А (2; 5) В (3; 3) С (-1; 4), in the triangle ABC find the length of the median drawn from the vertex A, the perimeter and area of the triangle ABC, as well as the angles?

I: 1) Let us denote the base of the median drawn from point A to the side BC (midpoint of segment BC), behind M. Find its coordinates using the formula for coordinates of the midpoint of the segment: xM = (xB + xC) / 2 = (3 – 1) / 2 = 1, yM = (yB + yC) / 2 = (3 + 4) / 2 = 3.5. Thus, M (1; 3.5).
2) Find the length of the segment AM by the formula: AM2 = (xM – xA) 2 + (yM – yA) 2 = (1 – 2) 2 + (3.5 – 5) 2 = 1 + 2.25 = 3.25 , whence AM = √13 / 2 is the required median length.
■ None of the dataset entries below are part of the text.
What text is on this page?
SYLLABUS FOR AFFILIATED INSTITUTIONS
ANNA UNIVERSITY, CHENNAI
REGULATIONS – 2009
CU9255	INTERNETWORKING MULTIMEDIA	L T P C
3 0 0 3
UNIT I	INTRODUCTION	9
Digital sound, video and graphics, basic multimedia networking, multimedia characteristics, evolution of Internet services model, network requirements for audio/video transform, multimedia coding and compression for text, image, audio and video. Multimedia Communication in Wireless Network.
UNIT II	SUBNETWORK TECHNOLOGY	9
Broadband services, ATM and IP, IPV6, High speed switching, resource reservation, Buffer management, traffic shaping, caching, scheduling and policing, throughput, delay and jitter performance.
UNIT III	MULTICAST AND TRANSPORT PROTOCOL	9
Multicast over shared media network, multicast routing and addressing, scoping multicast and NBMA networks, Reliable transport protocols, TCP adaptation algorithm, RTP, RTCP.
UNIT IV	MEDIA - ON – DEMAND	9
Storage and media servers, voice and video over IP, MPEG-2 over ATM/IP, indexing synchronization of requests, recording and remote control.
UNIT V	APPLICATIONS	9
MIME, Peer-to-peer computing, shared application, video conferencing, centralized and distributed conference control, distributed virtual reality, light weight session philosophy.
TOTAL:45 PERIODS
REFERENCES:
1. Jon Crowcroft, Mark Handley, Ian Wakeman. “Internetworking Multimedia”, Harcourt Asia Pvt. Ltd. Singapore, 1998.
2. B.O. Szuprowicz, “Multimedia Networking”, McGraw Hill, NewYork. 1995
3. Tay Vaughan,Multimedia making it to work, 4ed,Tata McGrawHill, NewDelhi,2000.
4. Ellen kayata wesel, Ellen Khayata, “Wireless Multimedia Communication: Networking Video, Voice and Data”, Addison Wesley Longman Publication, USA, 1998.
II: 1) Find the length of the segment AB by the formula: AB2 = (xB – xA) 2 + (yB – yA) 2 = (3 – 2) 2 + (3 – 5) 2 = 1 + 4 = 5, whence AB = √5.
2) Find the length of the segment AC by the formula: AC2 = (xC – xA) 2 + (yC – yA) 2 = (- 1 – 2) 2 + (4 – 5) 2 = 9 + 1 = 10, whence AC = √ ten.
3) Find the length of the segment BC by the formula: BC2 = (xC – xB) 2 + (yC – yB) 2 = (- 1 – 3) 2 + (4 – 3) 2 = 16 + 1 = 17, whence BC = √ 17.
4) Then we have: PABC = AB + AC + BC = √5 + √10 + √17.

III: 1) Find the semiperimeter of triangle ABC: p = PABC / 2 = (√5 + √10 + √17) / 2. Then:
p – AB = (√10 + √17 – √5) / 2;
p – AC = (√5 + √17 – √10) / 2;
p – BC = (√5 + √10 – √17) / 2;
2) Then, according to Heron’s formula, we have: SABC = √ (p * (p – AB) * (p – AC) * (p – BC)) = 3.5.

IV: 1) We have, by the theorem of cosines in triangle ABC: AC2 = AB2 + BC2 – 2AB * BC * cos (B), 10 = 5 + 17 – 2 * √85 * cos (B), whence B = arccos (6 / √85).
2) We have, by the theorem of cosines in triangle ABC: BC2 = AC2 + AB2 – 2AC * AB * cos (A), 17 = 10 + 5 – 2 * √50 * cos (A), whence A = arccos (- √2 / ten).
3) Since the sum of the angles of the triangle is 180o, then C = 180o – arccos (6 / √85) – arccos (- √2 / 10).

ANSWER: √13 / 2 – the required length of the median, √5 + √10 + √17 – perimeter, 3.5 – area, angle A = arccos (- √2 / 10), angle B = arccos (6 / √85) and the angle C = 180o – arccos (6 / √85) – arccos (- √2 / 10).